Statement with symbols

It is possible to have a group ${\displaystyle G}$ and a subgroup ${\displaystyle H}$ of ${\displaystyle G}$ such that ${\displaystyle H}$ is a characteristic subgroup of ${\displaystyle G}$ but is not isomorph-normal in ${\displaystyle G}$: there exists a subgroup ${\displaystyle K}$ of ${\displaystyle G}$ isomorphic to ${\displaystyle H}$ that is not normal in ${\displaystyle G}$.

Proof

Example of the dihedral group

Further information: dihedral group:D8

Let ${\displaystyle G}$ be the dihedral group of order eight, given by:

${\displaystyle G=\langle a,x\mid a^{4}=x^{2}=1,xax=a^{-1}\rangle }$.

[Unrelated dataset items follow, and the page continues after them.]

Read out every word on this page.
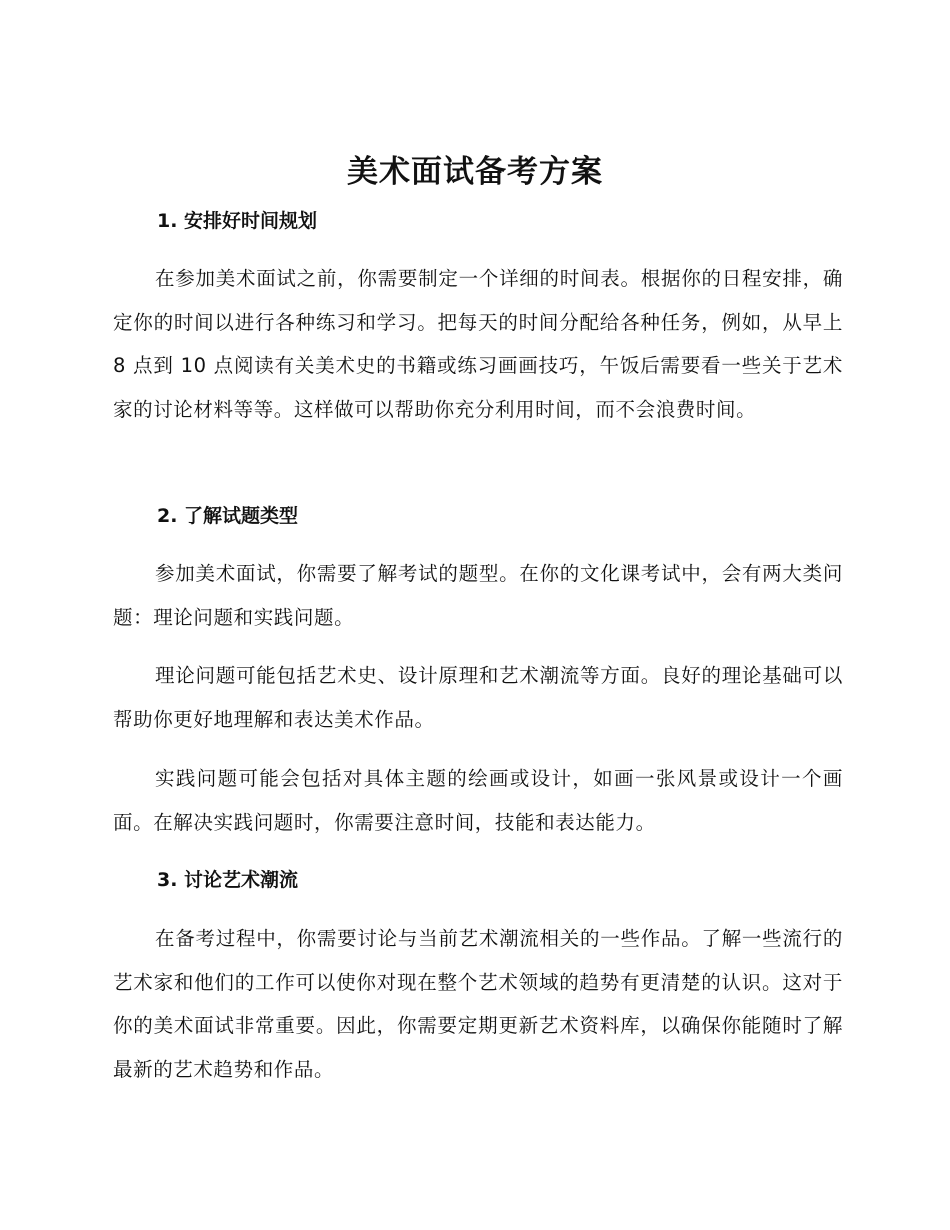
美术面试备考方案
1. 安排好时间规划

在参加美术面试之前，你需要制定一个详细的时间表。根据你的日程安排，确定你的时间以进行各种练习和学习。把每天的时间分配给各种任务，例如，从早上 8 点到 10 点阅读有关美术史的书籍或练习画画技巧，午饭后需要看一些关于艺术家的讨论材料等等。这样做可以帮助你充分利用时间，而不会浪费时间。

2. 了解试题类型

参加美术面试，你需要了解考试的题型。在你的文化课考试中，会有两大类问题：理论问题和实践问题。

理论问题可能包括艺术史、设计原理和艺术潮流等方面。良好的理论基础可以帮助你更好地理解和表达美术作品。

实践问题可能会包括对具体主题的绘画或设计，如画一张风景或设计一个画面。在解决实践问题时，你需要注意时间，技能和表达能力。

3. 讨论艺术潮流

在备考过程中，你需要讨论与当前艺术潮流相关的一些作品。了解一些流行的艺术家和他们的工作可以使你对现在整个艺术领域的趋势有更清楚的认识。这对于你的美术面试非常重要。因此，你需要定期更新艺术资料库，以确保你能随时了解最新的艺术趋势和作品。
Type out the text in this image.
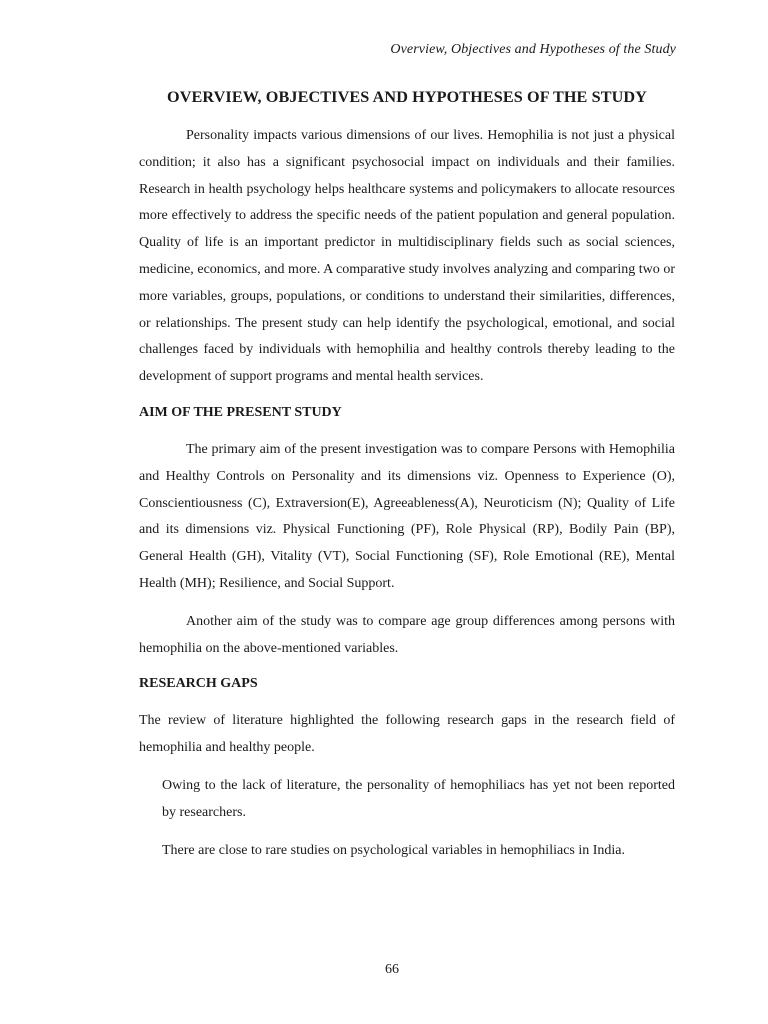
Overview, Objectives and Hypotheses of the Study
OVERVIEW, OBJECTIVES AND HYPOTHESES OF THE STUDY

Personality impacts various dimensions of our lives. Hemophilia is not just a physical condition; it also has a significant psychosocial impact on individuals and their families. Research in health psychology helps healthcare systems and policymakers to allocate resources more effectively to address the specific needs of the patient population and general population. Quality of life is an important predictor in multidisciplinary fields such as social sciences, medicine, economics, and more. A comparative study involves analyzing and comparing two or more variables, groups, populations, or conditions to understand their similarities, differences, or relationships. The present study can help identify the psychological, emotional, and social challenges faced by individuals with hemophilia and healthy controls thereby leading to the development of support programs and mental health services.

AIM OF THE PRESENT STUDY

The primary aim of the present investigation was to compare Persons with Hemophilia and Healthy Controls on Personality and its dimensions viz. Openness to Experience (O), Conscientiousness (C), Extraversion(E), Agreeableness(A), Neuroticism (N); Quality of Life and its dimensions viz. Physical Functioning (PF), Role Physical (RP), Bodily Pain (BP), General Health (GH), Vitality (VT), Social Functioning (SF), Role Emotional (RE), Mental Health (MH); Resilience, and Social Support.

Another aim of the study was to compare age group differences among persons with hemophilia on the above-mentioned variables.

RESEARCH GAPS

The review of literature highlighted the following research gaps in the research field of hemophilia and healthy people.

Owing to the lack of literature, the personality of hemophiliacs has yet not been reported by researchers.
There are close to rare studies on psychological variables in hemophiliacs in India.
66
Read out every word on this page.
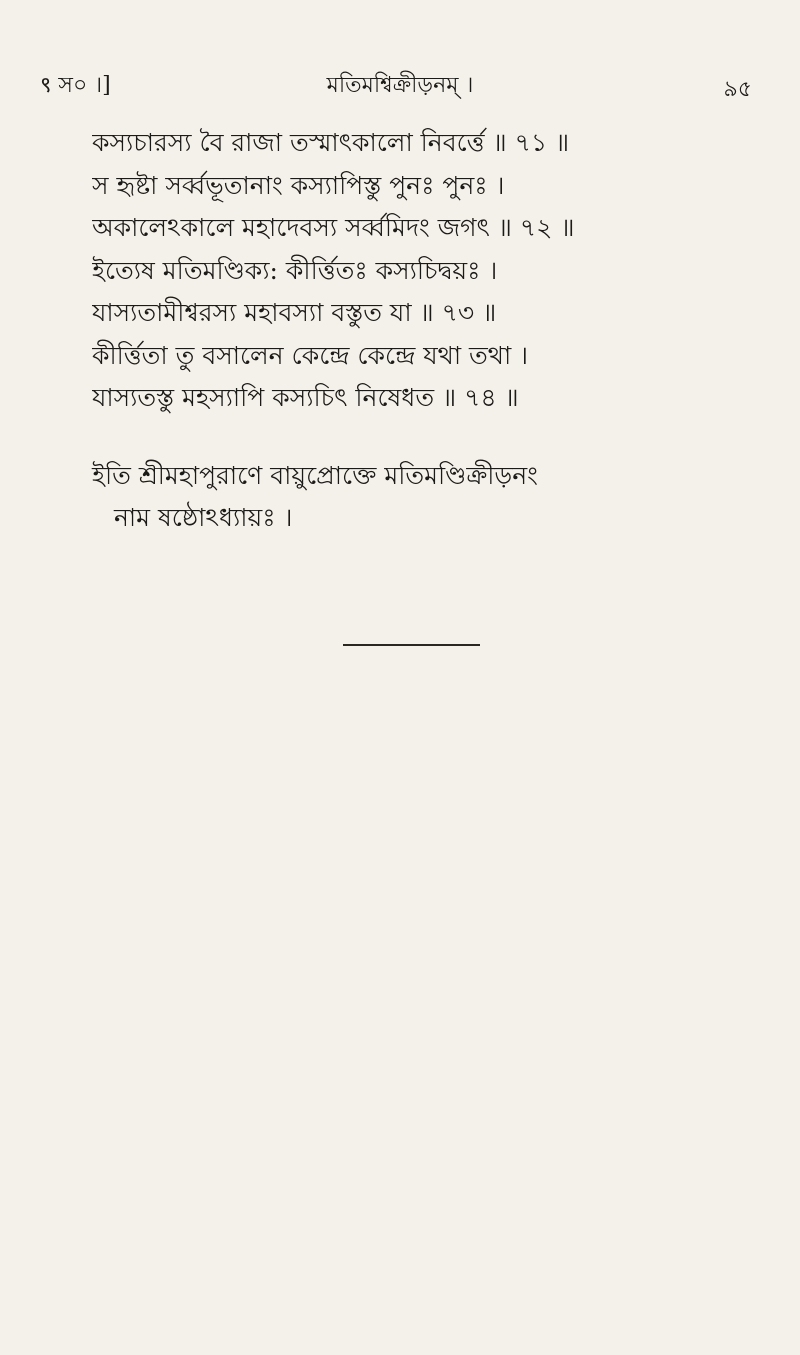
९ স০ ।]	মতিমশ্বিক্রীড়নম্ ।	৯৫
কস্যচারস্য বৈ রাজা তস্মাৎকালো নিবর্ত্তে ॥ ৭১ ॥
স হৃষ্টা সর্ব্বভূতানাং কস্যাপিস্তু পুনঃ পুনঃ ।
অকালেঽকালে মহাদেবস্য সর্ব্বমিদং জগৎ ॥ ৭২ ॥
ইত্যেষ মতিমণ্ডিক্য: কীর্ত্তিতঃ কস্যচিদ্বয়ঃ ।
যাস্যতামীশ্বরস্য মহাবস্যা বস্তুত যা ॥ ৭৩ ॥
কীর্ত্তিতা তু বসালেন কেন্দ্ৰে কেন্দ্রে যথা তথা ।
যাস্যতস্তু মহস্যাপি কস্যচিৎ নিষেধত ॥ ৭৪ ॥
ইতি শ্রীমহাপুরাণে বায়ুপ্রোক্তে মতিমণ্ডিক্রীড়নং
নাম ষষ্ঠোঽধ্যায়ঃ ।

Let ${\displaystyle H}$ be the center of ${\displaystyle G}$. ${\displaystyle H}$ is a subgroup of order two generated by ${\displaystyle a^{2}}$.

• ${\displaystyle H}$ is characteristic.
• ${\displaystyle H}$ is not isomorph-normal: The subgroup ${\displaystyle \langle x\rangle }$ of ${\displaystyle G}$ is isomorphic to ${\displaystyle H}$, but is not normal in ${\displaystyle G}$, because conjugation by ${\displaystyle a}$ sends it to the subgroup ${\displaystyle \langle a^{2}x\rangle }$.